As our lunch drew to a close, I told her I would like to get to know her better and asked her, when this was all over, if it ever were to be all over, if she would consider seeing me again. She smiled more and said she would like that.

Afterwards, sitting in the Alpine in the car park, I told her what she needed to know. She cried for a while and I comforted her.

‘I was forced to burn down Tommy’s lock-up,’ I explained. ‘Whoever attacked me and killed Baines took the folio with the evidence in it. There may have been other information there that could have led me to Tommy’s killers. I’m sorry, but I had to do it.’

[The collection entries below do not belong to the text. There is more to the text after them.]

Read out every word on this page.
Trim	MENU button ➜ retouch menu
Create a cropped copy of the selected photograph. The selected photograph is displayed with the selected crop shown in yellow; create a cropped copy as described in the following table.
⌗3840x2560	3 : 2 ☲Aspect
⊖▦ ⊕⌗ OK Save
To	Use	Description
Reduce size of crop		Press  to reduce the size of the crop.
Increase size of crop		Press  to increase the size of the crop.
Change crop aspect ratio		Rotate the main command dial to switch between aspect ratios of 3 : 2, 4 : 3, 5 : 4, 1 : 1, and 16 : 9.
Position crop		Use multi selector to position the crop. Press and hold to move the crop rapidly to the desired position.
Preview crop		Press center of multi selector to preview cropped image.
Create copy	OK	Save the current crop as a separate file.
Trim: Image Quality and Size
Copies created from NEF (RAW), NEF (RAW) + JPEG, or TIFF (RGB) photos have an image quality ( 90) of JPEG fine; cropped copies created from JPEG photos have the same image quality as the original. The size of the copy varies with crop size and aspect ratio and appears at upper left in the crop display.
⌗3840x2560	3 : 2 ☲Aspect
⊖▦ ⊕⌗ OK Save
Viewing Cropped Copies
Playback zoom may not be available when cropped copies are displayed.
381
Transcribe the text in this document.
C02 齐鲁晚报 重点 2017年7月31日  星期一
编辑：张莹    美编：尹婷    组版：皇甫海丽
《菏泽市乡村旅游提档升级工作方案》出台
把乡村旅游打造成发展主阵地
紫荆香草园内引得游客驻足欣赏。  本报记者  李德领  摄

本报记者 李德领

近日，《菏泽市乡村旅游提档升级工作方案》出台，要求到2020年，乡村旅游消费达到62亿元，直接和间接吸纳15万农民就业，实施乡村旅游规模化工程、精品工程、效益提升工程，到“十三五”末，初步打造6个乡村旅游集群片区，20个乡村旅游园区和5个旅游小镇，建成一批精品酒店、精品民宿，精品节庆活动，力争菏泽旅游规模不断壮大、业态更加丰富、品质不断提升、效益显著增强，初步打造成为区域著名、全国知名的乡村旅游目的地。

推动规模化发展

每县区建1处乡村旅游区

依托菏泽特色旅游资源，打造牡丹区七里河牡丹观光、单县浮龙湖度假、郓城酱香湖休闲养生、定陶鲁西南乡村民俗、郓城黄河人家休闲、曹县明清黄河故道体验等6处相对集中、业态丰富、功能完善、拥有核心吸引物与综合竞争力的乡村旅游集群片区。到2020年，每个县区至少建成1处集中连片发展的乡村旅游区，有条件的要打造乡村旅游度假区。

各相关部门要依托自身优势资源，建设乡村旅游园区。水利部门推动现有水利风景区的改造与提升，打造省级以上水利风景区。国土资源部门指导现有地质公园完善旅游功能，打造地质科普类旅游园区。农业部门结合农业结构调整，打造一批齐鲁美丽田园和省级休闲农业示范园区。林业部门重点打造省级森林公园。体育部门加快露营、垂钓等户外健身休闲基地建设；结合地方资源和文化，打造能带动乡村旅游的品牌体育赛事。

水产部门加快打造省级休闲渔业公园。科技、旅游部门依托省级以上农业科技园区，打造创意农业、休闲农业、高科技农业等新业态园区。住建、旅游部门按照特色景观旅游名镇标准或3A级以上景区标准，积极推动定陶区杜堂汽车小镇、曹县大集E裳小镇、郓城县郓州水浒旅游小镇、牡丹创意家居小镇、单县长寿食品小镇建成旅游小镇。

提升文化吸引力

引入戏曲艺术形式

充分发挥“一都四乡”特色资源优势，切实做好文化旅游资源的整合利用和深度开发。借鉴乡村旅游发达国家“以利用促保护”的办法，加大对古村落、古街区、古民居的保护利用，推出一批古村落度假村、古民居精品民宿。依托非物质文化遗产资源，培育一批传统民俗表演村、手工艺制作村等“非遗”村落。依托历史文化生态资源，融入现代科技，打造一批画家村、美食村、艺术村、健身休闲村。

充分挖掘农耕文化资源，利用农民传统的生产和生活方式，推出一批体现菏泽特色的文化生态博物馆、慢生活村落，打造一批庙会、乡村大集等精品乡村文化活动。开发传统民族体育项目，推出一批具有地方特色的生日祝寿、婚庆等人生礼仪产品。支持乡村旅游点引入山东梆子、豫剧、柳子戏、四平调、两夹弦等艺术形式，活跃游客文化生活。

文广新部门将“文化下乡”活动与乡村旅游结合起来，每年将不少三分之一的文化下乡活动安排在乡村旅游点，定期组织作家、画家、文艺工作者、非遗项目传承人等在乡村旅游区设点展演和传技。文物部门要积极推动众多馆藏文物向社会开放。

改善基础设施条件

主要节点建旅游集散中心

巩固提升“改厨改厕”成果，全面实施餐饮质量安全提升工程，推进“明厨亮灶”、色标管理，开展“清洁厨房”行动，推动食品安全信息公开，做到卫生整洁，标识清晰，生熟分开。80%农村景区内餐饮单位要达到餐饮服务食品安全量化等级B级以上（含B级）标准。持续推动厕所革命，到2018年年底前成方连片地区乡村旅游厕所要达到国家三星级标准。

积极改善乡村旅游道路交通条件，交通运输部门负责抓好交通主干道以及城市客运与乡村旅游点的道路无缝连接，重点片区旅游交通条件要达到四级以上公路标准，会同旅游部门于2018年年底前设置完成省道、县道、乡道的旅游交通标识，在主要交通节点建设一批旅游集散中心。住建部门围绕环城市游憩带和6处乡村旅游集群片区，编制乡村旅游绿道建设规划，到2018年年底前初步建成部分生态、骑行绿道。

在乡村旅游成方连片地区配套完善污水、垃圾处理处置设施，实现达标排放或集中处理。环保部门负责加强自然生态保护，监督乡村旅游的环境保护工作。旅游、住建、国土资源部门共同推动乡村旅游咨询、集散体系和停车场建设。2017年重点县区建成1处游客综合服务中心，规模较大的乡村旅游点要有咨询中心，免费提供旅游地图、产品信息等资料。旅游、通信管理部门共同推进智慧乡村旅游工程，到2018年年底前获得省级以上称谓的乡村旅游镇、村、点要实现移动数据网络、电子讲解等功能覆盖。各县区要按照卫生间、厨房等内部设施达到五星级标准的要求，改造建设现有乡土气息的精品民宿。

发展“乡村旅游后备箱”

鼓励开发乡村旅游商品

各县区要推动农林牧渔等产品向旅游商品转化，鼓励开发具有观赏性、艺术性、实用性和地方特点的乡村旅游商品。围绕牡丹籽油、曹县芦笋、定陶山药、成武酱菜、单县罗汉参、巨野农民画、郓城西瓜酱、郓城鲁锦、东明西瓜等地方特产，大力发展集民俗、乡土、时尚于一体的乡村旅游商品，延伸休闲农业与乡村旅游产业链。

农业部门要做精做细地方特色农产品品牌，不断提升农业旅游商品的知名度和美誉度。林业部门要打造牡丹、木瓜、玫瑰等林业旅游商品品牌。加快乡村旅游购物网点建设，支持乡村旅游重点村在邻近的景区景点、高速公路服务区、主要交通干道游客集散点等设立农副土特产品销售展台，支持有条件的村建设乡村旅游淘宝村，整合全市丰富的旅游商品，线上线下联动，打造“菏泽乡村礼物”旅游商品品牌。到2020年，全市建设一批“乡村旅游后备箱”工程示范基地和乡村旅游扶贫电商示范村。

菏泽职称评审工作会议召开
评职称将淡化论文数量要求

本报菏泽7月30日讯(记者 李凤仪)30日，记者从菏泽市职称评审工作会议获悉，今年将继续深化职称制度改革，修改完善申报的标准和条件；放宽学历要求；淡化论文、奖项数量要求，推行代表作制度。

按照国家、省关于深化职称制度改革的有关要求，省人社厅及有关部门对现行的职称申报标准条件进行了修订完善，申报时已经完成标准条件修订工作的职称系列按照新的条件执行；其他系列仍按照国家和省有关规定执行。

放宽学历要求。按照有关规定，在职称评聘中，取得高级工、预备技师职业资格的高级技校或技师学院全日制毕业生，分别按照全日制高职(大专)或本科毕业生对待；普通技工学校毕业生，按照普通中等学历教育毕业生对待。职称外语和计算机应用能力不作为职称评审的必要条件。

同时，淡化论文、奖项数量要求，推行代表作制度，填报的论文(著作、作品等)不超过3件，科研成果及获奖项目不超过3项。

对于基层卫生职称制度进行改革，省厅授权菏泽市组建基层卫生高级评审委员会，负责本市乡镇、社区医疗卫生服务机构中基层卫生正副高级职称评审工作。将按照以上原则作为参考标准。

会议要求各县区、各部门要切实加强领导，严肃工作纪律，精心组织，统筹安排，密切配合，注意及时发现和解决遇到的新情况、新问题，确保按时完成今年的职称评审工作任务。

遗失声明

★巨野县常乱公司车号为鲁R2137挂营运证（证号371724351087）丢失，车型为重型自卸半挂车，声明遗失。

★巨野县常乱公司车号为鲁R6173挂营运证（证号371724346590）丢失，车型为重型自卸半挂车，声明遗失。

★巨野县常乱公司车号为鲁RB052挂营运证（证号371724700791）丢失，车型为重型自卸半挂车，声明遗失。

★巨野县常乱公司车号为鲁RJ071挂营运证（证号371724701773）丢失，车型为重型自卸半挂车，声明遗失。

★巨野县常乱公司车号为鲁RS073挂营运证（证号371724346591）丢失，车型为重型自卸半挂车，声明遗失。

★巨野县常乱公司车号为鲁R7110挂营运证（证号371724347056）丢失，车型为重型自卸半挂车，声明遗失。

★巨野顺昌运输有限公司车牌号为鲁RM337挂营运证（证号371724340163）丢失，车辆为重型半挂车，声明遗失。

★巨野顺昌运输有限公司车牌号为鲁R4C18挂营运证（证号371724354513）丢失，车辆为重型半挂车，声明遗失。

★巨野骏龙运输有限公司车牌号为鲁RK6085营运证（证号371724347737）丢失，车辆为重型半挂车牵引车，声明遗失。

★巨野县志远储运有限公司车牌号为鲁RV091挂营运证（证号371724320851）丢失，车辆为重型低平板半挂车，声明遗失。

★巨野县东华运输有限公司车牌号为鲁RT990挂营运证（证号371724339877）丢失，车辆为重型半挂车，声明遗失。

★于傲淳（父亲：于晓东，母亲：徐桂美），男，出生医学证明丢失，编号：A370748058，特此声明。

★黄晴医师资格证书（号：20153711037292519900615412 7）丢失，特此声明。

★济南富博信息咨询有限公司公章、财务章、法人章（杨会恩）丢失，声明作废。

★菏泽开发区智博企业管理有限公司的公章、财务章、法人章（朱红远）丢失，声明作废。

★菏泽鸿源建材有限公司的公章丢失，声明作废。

‘I understand,’ she said. ‘They were trying to frame you for Baines.’

‘There’s more – there was several thousand pounds in there. Money Tommy had saved and that should have gone to you. It went up in the blaze as well.’

‘That doesn’t matter to me,’ she said. ‘You did what you had to do. The important thing is you got away free and clear.’

I reached into my inside pocket, took out an envelope and handed it to her.

‘What’s this?’

‘There’s a little over a thousand pounds in there. It’s all that I got away with. Actually, my chum with the beefy arms must have stuffed it into my pockets when I was out for the count – another part of the frame-up. So I can’t even claim the credit for rescuing it.’

Jennifer looked at the envelope as if it were something contaminated, then handed it back to me. ‘I don’t want it.’

‘This is Tommy’s money. It belongs to you.’

‘It’s stolen money. And it’s blood money. I want nothing to do with it. I’m glad the rest went up in flames.’